E tutto questo non è niente. Da questo momento, da quando la madre di Robb si alza in piedi per gridare l’allarme, è un susseguirsi di immagini che non dimenticheremo mai. E non è una frase fatta, un’iperbole retorica: non ci usciranno mai più dalla testa.
I colpi inferti all’addome di Talisa, a uccidere con violenza inaudita un figlio non ancora nato ma che aveva appena ricevuto un nome. Le frecce conficcate nel corpo di Robb e della madre. Gli sguardi avidi di Walden, che osserva famelico la carneficina da lui stesso orchestrata. Il terrore negli occhi di Arya, che credeva di essere ormai in salvo. L’uccisione vigliacca del lupo, simbolo della caduta degli Stark. Il volto stralunato di Catelyn quando ancora crede di poter salvare qualcuno usando la moglie di Walden come ostaggio. La risposta dello stesso Walder, fredda e cinica, che tronca anche gli ultimi fili di speranza a cui desideravamo poterci aggrappare. La rassegnazione di Robb, a cui non viene nemmeno permesso di pronunciare qualche ultima parola da vero re. L’urlo finale di Catelyn, che uccide l’innocente moglie di Walden come ultimo, inutile atto di una donna a cui non è rimasto più nulla, se non la certezza di stare per morire.

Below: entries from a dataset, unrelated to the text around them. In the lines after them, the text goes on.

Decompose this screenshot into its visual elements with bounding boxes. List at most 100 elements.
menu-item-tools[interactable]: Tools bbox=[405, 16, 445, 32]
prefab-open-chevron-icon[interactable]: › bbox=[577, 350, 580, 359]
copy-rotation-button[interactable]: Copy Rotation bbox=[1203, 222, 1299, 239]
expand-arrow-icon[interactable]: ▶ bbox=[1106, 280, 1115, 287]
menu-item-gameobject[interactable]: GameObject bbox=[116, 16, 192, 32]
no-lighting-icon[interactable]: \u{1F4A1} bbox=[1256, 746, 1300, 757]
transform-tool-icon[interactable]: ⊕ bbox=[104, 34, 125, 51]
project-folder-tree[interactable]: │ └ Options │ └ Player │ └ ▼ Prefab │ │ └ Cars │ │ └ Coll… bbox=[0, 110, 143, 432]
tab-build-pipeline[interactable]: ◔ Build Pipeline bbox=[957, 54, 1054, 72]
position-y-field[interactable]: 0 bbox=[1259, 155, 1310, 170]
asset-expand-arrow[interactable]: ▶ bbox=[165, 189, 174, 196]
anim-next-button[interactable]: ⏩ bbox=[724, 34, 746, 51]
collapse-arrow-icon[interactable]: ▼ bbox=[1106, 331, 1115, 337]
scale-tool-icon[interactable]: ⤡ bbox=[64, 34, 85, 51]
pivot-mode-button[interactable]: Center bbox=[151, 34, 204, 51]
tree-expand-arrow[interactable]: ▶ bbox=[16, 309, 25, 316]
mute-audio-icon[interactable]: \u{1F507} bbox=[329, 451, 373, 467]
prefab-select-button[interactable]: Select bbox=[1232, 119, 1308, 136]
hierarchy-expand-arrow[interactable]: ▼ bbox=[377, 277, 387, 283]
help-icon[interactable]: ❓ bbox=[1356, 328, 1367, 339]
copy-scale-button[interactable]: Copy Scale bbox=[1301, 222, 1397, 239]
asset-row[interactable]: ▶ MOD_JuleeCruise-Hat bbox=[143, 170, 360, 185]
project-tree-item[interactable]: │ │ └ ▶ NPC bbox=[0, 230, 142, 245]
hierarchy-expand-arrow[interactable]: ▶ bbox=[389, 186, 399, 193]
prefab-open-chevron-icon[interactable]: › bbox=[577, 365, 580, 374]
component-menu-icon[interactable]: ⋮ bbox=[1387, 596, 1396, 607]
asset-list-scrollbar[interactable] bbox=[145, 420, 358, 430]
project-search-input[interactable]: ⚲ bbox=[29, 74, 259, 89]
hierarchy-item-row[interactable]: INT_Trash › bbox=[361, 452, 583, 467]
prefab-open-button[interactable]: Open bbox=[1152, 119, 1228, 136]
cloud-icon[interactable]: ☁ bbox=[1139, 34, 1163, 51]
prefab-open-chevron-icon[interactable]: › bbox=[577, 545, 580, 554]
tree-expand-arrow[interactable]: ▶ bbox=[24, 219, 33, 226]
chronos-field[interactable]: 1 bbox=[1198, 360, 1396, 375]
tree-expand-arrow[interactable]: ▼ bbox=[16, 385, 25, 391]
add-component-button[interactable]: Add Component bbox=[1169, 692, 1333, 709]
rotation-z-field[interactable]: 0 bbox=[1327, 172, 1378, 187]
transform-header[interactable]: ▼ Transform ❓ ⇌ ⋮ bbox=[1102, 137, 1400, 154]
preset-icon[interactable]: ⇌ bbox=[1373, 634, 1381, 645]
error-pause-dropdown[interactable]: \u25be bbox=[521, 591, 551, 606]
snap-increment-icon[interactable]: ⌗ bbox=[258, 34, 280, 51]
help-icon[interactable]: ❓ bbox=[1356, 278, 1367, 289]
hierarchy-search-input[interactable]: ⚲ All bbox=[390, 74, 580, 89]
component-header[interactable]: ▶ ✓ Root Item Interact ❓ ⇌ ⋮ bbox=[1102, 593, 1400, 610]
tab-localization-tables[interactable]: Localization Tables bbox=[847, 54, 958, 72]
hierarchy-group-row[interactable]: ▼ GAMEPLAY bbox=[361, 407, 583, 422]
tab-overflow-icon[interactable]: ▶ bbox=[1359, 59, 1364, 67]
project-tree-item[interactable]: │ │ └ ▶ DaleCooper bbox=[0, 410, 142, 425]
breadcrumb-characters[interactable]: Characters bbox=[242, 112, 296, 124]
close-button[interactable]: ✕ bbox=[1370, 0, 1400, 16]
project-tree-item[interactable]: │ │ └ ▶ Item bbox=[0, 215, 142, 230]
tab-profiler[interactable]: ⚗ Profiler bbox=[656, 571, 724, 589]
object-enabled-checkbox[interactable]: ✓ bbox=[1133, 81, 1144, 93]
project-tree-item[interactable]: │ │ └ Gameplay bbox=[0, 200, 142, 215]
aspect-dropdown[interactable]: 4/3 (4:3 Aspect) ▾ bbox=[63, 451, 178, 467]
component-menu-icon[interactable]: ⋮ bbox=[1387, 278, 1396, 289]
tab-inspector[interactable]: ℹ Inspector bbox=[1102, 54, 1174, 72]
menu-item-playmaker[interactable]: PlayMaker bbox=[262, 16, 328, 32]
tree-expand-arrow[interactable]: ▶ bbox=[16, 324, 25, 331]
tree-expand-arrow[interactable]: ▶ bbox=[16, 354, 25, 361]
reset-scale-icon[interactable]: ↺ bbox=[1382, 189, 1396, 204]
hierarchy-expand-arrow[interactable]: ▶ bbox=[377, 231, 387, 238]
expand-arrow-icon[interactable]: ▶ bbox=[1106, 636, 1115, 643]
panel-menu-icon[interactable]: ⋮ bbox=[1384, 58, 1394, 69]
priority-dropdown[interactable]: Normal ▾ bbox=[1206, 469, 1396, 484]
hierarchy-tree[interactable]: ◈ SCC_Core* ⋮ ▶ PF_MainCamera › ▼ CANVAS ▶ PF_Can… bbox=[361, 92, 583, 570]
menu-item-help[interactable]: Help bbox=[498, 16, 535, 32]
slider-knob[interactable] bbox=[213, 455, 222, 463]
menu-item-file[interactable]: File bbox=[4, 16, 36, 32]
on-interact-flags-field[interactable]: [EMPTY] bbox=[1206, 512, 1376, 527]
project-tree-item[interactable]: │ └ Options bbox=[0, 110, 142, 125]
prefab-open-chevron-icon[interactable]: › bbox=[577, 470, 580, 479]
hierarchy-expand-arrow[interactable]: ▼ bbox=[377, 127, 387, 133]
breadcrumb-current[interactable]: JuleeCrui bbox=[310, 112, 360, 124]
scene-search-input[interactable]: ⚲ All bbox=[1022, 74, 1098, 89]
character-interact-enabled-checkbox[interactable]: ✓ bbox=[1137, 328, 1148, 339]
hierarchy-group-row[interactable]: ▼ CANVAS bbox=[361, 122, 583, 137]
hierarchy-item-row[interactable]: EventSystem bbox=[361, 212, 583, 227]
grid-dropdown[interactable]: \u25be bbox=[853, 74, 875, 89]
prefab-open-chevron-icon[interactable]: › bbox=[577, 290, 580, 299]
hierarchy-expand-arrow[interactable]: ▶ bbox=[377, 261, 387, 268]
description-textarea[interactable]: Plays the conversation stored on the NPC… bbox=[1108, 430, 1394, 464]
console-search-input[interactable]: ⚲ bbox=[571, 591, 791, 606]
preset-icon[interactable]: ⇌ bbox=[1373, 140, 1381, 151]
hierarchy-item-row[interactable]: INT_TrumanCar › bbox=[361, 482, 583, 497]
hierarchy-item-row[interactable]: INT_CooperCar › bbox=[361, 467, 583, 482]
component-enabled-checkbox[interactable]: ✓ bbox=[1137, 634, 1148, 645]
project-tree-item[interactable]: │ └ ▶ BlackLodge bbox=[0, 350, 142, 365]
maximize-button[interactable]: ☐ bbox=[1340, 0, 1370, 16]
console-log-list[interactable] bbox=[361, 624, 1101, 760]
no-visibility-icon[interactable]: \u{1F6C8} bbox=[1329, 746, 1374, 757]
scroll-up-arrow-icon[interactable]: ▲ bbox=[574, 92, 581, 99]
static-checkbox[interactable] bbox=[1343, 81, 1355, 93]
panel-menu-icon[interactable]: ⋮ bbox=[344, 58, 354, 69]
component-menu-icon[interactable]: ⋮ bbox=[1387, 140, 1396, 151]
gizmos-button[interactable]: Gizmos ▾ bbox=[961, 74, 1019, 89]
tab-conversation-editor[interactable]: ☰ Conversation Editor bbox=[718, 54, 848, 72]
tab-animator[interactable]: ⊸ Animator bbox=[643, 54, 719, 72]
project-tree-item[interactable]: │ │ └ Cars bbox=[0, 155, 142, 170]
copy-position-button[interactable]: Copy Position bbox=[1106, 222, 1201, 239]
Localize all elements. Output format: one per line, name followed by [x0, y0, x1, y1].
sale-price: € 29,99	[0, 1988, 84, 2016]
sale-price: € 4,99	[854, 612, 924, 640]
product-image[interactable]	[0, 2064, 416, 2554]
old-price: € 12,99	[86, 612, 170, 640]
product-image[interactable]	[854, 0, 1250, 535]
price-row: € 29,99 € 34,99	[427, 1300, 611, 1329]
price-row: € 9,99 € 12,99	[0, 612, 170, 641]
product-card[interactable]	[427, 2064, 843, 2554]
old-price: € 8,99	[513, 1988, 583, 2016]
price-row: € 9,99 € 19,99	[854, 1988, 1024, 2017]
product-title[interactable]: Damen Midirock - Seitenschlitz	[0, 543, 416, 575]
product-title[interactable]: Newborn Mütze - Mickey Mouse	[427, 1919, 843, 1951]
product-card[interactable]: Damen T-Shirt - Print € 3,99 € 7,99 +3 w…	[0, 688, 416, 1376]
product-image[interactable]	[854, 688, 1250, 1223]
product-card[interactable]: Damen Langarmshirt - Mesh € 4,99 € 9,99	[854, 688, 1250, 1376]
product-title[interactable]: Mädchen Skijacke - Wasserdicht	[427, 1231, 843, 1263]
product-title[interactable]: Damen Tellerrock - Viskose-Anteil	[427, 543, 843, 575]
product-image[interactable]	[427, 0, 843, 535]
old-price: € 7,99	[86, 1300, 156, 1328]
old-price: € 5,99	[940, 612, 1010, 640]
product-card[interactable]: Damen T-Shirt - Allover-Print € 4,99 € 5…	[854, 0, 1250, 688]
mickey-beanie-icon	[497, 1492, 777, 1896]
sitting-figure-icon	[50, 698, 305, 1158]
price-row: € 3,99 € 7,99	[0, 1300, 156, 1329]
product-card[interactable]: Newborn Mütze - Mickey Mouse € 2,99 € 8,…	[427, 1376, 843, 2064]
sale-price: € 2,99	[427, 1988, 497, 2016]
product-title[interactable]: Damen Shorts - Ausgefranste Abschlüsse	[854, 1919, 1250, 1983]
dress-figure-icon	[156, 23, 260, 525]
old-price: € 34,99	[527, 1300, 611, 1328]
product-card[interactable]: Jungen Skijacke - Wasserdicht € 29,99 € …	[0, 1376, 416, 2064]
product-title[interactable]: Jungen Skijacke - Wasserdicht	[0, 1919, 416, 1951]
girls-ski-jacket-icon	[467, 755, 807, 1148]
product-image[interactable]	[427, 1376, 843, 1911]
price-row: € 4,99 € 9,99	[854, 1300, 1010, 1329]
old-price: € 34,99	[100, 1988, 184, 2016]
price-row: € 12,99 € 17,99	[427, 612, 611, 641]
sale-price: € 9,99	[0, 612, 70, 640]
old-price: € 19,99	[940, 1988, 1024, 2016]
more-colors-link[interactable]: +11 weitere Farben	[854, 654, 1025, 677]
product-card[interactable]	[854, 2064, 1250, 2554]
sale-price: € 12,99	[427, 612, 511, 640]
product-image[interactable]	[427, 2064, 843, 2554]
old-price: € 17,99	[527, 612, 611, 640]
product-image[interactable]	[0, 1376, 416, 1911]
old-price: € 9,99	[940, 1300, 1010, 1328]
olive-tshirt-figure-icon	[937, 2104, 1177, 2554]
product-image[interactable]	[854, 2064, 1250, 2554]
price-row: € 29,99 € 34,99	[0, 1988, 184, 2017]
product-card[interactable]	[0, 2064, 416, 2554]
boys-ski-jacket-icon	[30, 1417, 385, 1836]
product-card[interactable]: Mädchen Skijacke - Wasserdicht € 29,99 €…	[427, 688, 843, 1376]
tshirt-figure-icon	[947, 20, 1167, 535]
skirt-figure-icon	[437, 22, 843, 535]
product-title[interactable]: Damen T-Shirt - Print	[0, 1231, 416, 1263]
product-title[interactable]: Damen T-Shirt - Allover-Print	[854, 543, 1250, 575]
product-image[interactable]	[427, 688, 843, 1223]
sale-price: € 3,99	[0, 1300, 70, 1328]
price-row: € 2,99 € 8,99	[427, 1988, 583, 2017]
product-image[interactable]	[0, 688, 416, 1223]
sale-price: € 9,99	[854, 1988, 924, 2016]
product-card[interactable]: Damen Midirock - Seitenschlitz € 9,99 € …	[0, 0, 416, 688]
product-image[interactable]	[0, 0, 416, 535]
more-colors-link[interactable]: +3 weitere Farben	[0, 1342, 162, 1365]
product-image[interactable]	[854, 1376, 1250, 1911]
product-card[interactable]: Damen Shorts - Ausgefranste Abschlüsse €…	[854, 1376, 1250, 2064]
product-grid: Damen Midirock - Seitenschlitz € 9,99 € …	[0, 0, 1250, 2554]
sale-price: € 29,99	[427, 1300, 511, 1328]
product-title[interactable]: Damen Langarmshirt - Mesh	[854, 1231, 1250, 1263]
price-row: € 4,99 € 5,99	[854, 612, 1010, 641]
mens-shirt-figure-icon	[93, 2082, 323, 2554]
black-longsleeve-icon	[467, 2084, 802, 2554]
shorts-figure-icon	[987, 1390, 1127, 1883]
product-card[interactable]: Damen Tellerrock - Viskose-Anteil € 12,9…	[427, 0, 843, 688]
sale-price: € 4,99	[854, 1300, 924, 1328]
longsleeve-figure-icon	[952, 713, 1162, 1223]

Questo triste elenco non serve a rimpolpare la vecchia polemica tra libri e trasposizioni cine-televisive. Non siamo qui a dire che un libro è meglio di una serie, o viceversa. Siamo qui a dire, più semplicemente, che ogni singolo frammento di questa sequenza è stato girato, montato, musicato e recitato in maniera eccelsa, e che a prescindere da quanto fosse buono il materiale di partenza, non siamo semplicemente di fronte alla buona resa di un grande romanzo, bensì al cospetto di una serie che è semplicemente grande, grandissima televisione.
E ora vado a dormire, ammesso che ci riesca.